January 28, 2007

2nd Hand Symposium Report

I was able to get out and about late Saturday evening, after missing most of the big events going on in LA (I was about to list them all but shame caught up with me). Openings in ChinaTown were the draw, Mario Correa was opening his studio and Sister Gallery and Acu?a Hanson Gallery had openings too.

I asked a few friends who went to the USC Symposium earlier that day. What happened? Lane Reylea held forth and said a few profound things... none of which could be recalled. Bruce Hainley was brilliant, keeping quiet until nearly the end of the afternoon session when he got all volcanic. None of this vulcanism could be summarized afterwards, either.

One buzzword floated to the surface of my freind's memories: deskilling.

Deskilling is the name of an effort on the part of ambitous graduate art school programs to roll back the emphasis on technique inculcated in undergraduate art school. Evidently, theory and technique are taken to be antithetical, antagonistic. They used to call this "post studio" in CalArts back in the nineties.

Post studio was a conceptualist's triumph over studio practice, the status of the latter was lowered to spotlight the virtues of the former. I have heard tell that much of the attitude of the students of that time was that technique should be dumbed down, a kind of baby talk in art media. My take was that the generation of art students in the early nineties realized that the agenda of the 80's (critical theory) couldn't be carried on after the fall of the Berlin Wall and since they could not take the Oedipal turn and slay the father ("to question the answers given to us in school", L. Wiener), they infantalized the appearance of the medium even as they sought to raise the bar in the world of letters. Fair enough. This is a strong indication that the conceptual impulse that informed postmodern art from its inception with Pop art at the beginning of the sixties has been going strong for more than fifty years now.

Ok. That was then, this is now... but now is then?

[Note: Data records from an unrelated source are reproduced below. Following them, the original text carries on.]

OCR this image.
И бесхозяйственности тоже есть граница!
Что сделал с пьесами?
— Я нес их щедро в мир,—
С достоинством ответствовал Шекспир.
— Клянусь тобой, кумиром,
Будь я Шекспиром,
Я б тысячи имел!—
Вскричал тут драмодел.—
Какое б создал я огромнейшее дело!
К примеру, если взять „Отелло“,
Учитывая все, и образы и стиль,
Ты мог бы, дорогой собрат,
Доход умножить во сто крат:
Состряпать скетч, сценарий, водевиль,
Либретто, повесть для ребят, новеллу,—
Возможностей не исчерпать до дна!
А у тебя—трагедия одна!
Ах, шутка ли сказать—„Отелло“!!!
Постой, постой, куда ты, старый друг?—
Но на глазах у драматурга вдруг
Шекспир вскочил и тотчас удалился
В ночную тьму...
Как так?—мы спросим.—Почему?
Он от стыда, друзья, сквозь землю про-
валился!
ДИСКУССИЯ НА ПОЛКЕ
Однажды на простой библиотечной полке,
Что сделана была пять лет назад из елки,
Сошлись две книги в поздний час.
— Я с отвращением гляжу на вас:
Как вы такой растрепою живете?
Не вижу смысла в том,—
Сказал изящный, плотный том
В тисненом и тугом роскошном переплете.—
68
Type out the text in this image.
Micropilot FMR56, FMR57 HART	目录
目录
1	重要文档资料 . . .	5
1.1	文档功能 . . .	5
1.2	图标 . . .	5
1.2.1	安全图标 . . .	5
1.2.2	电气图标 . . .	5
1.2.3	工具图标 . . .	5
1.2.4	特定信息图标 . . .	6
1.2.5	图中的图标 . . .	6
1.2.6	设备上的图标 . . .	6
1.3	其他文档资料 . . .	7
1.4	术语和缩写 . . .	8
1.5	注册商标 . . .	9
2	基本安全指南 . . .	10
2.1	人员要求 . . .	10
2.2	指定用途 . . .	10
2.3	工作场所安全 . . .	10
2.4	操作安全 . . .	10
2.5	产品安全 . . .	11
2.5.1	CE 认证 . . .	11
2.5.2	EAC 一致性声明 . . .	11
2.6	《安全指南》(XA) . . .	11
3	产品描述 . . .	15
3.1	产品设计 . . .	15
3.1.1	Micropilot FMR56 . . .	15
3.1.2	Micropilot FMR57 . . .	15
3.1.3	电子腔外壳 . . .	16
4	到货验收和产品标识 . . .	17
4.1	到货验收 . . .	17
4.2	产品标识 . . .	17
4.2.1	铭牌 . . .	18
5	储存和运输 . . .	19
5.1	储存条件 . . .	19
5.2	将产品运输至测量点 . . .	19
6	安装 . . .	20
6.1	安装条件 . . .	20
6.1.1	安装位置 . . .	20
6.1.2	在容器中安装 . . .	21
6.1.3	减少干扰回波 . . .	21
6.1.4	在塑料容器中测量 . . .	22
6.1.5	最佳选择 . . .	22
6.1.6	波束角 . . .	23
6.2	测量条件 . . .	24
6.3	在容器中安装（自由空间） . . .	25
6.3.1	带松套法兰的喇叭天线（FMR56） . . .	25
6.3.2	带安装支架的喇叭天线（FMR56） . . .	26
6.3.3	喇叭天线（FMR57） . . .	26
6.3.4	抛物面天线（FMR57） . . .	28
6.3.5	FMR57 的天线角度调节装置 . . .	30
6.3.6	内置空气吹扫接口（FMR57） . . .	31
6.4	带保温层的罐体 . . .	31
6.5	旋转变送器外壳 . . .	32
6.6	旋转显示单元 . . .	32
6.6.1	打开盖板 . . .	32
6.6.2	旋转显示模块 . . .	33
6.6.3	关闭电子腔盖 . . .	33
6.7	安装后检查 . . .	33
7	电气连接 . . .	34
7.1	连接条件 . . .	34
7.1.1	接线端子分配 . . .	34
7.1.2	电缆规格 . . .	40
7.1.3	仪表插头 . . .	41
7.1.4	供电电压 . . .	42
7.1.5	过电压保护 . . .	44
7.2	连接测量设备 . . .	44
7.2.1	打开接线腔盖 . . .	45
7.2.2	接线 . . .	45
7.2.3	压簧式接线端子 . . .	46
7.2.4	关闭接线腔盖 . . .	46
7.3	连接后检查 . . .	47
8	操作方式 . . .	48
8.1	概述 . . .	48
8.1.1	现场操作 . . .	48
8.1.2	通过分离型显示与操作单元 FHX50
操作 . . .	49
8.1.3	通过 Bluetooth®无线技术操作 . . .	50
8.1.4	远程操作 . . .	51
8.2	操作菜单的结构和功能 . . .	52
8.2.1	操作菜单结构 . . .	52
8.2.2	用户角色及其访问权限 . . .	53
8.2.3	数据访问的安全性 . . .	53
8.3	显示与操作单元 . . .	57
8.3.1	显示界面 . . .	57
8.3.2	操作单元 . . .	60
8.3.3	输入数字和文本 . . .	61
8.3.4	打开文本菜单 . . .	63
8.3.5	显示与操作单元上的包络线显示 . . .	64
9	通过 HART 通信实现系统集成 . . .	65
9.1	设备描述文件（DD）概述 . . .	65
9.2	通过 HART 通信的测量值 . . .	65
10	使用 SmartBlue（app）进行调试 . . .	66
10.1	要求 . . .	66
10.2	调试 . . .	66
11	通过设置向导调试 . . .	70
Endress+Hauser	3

This sounds like the same dynamic of the rebellion against the retrograde that I tried to describe in an earlier post. A small but important caveat: I didn't go to undergrad art school. When I left the Navy years ago with an eye to do what I am doing now, I substituted undergrad architecture for undergrad art. Call me naive, idealistic, easily impressed with the Renaissance Man model, hare brained, whatever... that's what I did and for better or worse, here is where I am now.

But there is one thing that I learned in architecture school: that there is no easy nor desireable separation between the ability to handle the medium and the ability to conceptualize the art form. What happened to fusion: finding theory in skills, finding skills in theory? Is the world of materiality so easily substituted by the world of letters?

Skillz.

That's the term the kids use in computer gaming. Can we learn something from the gamers? Maybe there's a difference between skills and technique? In the latter, the means is the end... in the former, the means is deployed at its highest level so that the end can be served cold (like revenge) and with bravado. Perhaps skills instruction should be minimal and skillz instruction should be maximal?

Just a thought.

Silly me... there is no end game in art, afterall.